Comito ( died after 528 AD) was a Byzantine stage performer, the daughter of Acacius "the bear-keeper", and an elder sister to Theodora and Anastasia. Through Theodora, Comito was a sister-in-law of Justinian I. The main source of information on Comito's life is Procopius, although Comito is also mentioned by John Malalas, Theophanes the Confessor and Georgios Kedrenos.

==Life==

Comito's father, Acacius, was a bear trainer of the hippodrome's Green faction in Constantinople. Her mother, whose name is not recorded, was a dancer and actress. Acacius died when Comito and her sisters were young, and their mother swiftly remarried in the hopes that the post of animal trainer, which often passed from father to son, would be given to her new husband. However, because Acacius left no son and the second husband of his widow had a weaker claim to the position, the bear-trainer post was given to another man. Comito's mother took her daughters to the hippodrome and presented them to the crowd as supplicants, but the Greens rejected them and they were instead taken in by the Blues.

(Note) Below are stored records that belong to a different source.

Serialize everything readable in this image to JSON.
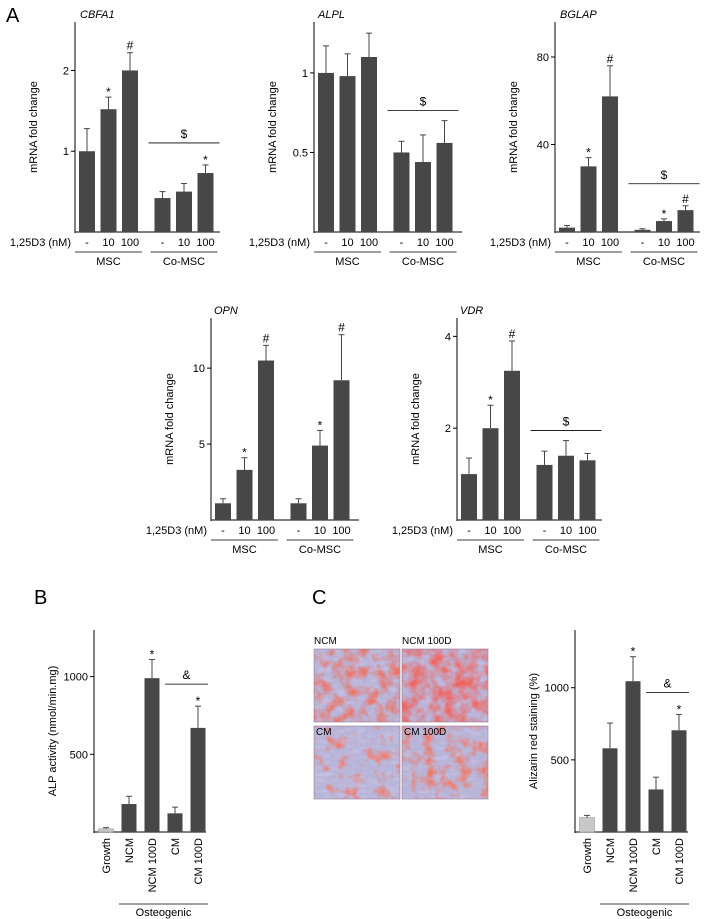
{
  "panel_labels": {
    "a": "A",
    "b": "B",
    "c": "C"
  },
  "micrograph_labels": [
    "NCM",
    "NCM 100D",
    "CM",
    "CM 100D"
  ],
  "colors": {
    "bar": "#474747",
    "growth_bar": "#c8c8c8",
    "axis": "#000000"
  },
  "chart_data": [
    {
      "id": "cbfa1",
      "type": "bar",
      "title": "CBFA1",
      "ylabel": "mRNA fold change",
      "ylim": [
        0,
        2.6
      ],
      "yticks": [
        1,
        2
      ],
      "dose_label": "1,25D3 (nM)",
      "categories": [
        "-",
        "10",
        "100",
        "-",
        "10",
        "100"
      ],
      "values": [
        1.0,
        1.52,
        2.0,
        0.42,
        0.5,
        0.73
      ],
      "errors": [
        0.28,
        0.15,
        0.22,
        0.08,
        0.1,
        0.1
      ],
      "markers": [
        "",
        "*",
        "#",
        "",
        "",
        "*"
      ],
      "groups": [
        "MSC",
        "Co-MSC"
      ],
      "bracket": "$"
    },
    {
      "id": "alpl",
      "type": "bar",
      "title": "ALPL",
      "ylabel": "mRNA fold change",
      "ylim": [
        0,
        1.32
      ],
      "yticks": [
        0.5,
        1
      ],
      "dose_label": "1,25D3 (nM)",
      "categories": [
        "-",
        "10",
        "100",
        "-",
        "10",
        "100"
      ],
      "values": [
        1.0,
        0.98,
        1.1,
        0.5,
        0.44,
        0.56
      ],
      "errors": [
        0.17,
        0.14,
        0.15,
        0.07,
        0.17,
        0.14
      ],
      "markers": [
        "",
        "",
        "",
        "",
        "",
        ""
      ],
      "groups": [
        "MSC",
        "Co-MSC"
      ],
      "bracket": "$"
    },
    {
      "id": "bglap",
      "type": "bar",
      "title": "BGLAP",
      "ylabel": "mRNA fold change",
      "ylim": [
        0,
        96
      ],
      "yticks": [
        40,
        80
      ],
      "dose_label": "1,25D3 (nM)",
      "categories": [
        "-",
        "10",
        "100",
        "-",
        "10",
        "100"
      ],
      "values": [
        2,
        30,
        62,
        1,
        5,
        10
      ],
      "errors": [
        1,
        4,
        14,
        0.5,
        1,
        2
      ],
      "markers": [
        "",
        "*",
        "#",
        "",
        "*",
        "#"
      ],
      "groups": [
        "MSC",
        "Co-MSC"
      ],
      "bracket": "$"
    },
    {
      "id": "opn",
      "type": "bar",
      "title": "OPN",
      "ylabel": "mRNA fold change",
      "ylim": [
        0,
        13.3
      ],
      "yticks": [
        5,
        10
      ],
      "dose_label": "1,25D3 (nM)",
      "categories": [
        "-",
        "10",
        "100",
        "-",
        "10",
        "100"
      ],
      "values": [
        1.1,
        3.3,
        10.5,
        1.1,
        4.9,
        9.2
      ],
      "errors": [
        0.3,
        0.8,
        1.0,
        0.3,
        1.0,
        3.0
      ],
      "markers": [
        "",
        "*",
        "#",
        "",
        "*",
        "#"
      ],
      "groups": [
        "MSC",
        "Co-MSC"
      ],
      "bracket": ""
    },
    {
      "id": "vdr",
      "type": "bar",
      "title": "VDR",
      "ylabel": "mRNA fold change",
      "ylim": [
        0,
        4.4
      ],
      "yticks": [
        2,
        4
      ],
      "dose_label": "1,25D3 (nM)",
      "categories": [
        "-",
        "10",
        "100",
        "-",
        "10",
        "100"
      ],
      "values": [
        1.0,
        2.0,
        3.25,
        1.2,
        1.4,
        1.3
      ],
      "errors": [
        0.35,
        0.5,
        0.65,
        0.3,
        0.33,
        0.15
      ],
      "markers": [
        "",
        "*",
        "#",
        "",
        "",
        ""
      ],
      "groups": [
        "MSC",
        "Co-MSC"
      ],
      "bracket": "$"
    },
    {
      "id": "alp_activity",
      "type": "bar",
      "title": "",
      "ylabel": "ALP activity (nmol/min.mg)",
      "ylim": [
        0,
        1300
      ],
      "yticks": [
        500,
        1000
      ],
      "categories": [
        "Growth",
        "NCM",
        "NCM 100D",
        "CM",
        "CM 100D"
      ],
      "values": [
        20,
        180,
        990,
        120,
        670
      ],
      "errors": [
        8,
        50,
        120,
        40,
        140
      ],
      "markers": [
        "",
        "",
        "*",
        "",
        "*"
      ],
      "group_label": "Osteogenic",
      "bracket": "&"
    },
    {
      "id": "alizarin",
      "type": "bar",
      "title": "",
      "ylabel": "Alizarin red staining (%)",
      "ylim": [
        0,
        1400
      ],
      "yticks": [
        500,
        1000
      ],
      "categories": [
        "Growth",
        "NCM",
        "NCM 100D",
        "CM",
        "CM 100D"
      ],
      "values": [
        100,
        580,
        1045,
        295,
        705
      ],
      "errors": [
        15,
        175,
        170,
        85,
        110
      ],
      "markers": [
        "",
        "",
        "*",
        "",
        "*"
      ],
      "group_label": "Osteogenic",
      "bracket": "&"
    }
  ]
}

"When this woman saw the populace assembled in the amphitheater, she placed laurel wreaths on her daughters' heads and in their hands, and sent them out to sit on the ground in the attitude of suppliants. The Greens eyed this mute appeal with indifference; but the Blues were moved to bestow on the children an equal office, since their own animal-keeper had just died. When these children reached the age of girlhood, their mother put them on the local stage, for they were fair to look upon; she sent them forth, however, not all at the same time, but as each one seemed to her to have reached a suitable age. Comito, indeed, had already become one of the leading hetaerae [high class prostitutes] of the day."
Evans notes that Theodora would later favor the Blues as an empress, which could point to them having earned her loyalty through saving her family from the threat of unemployment and poverty.

Once she was determined to be old enough, Comito became a hetaera. According to Procopius, when Theodora was a child, she acted as an assistant to Comito, carrying the bench on which Comito sat during public gatherings.

===Marriage===

John Malalas records that Comito married the general Sittas in 528. The marriage is also recorded by Theophanes and Cedrenus. Sittas and Comito may be the parents of Sophia, who would marry Justin II and succeed Theodora as empress of Eastern Rome. Sophia is recorded as a niece to Theodora, and it is unclear whether she was the daughter of Comito or Anastasia. Whether Anastasia ever married is unknown.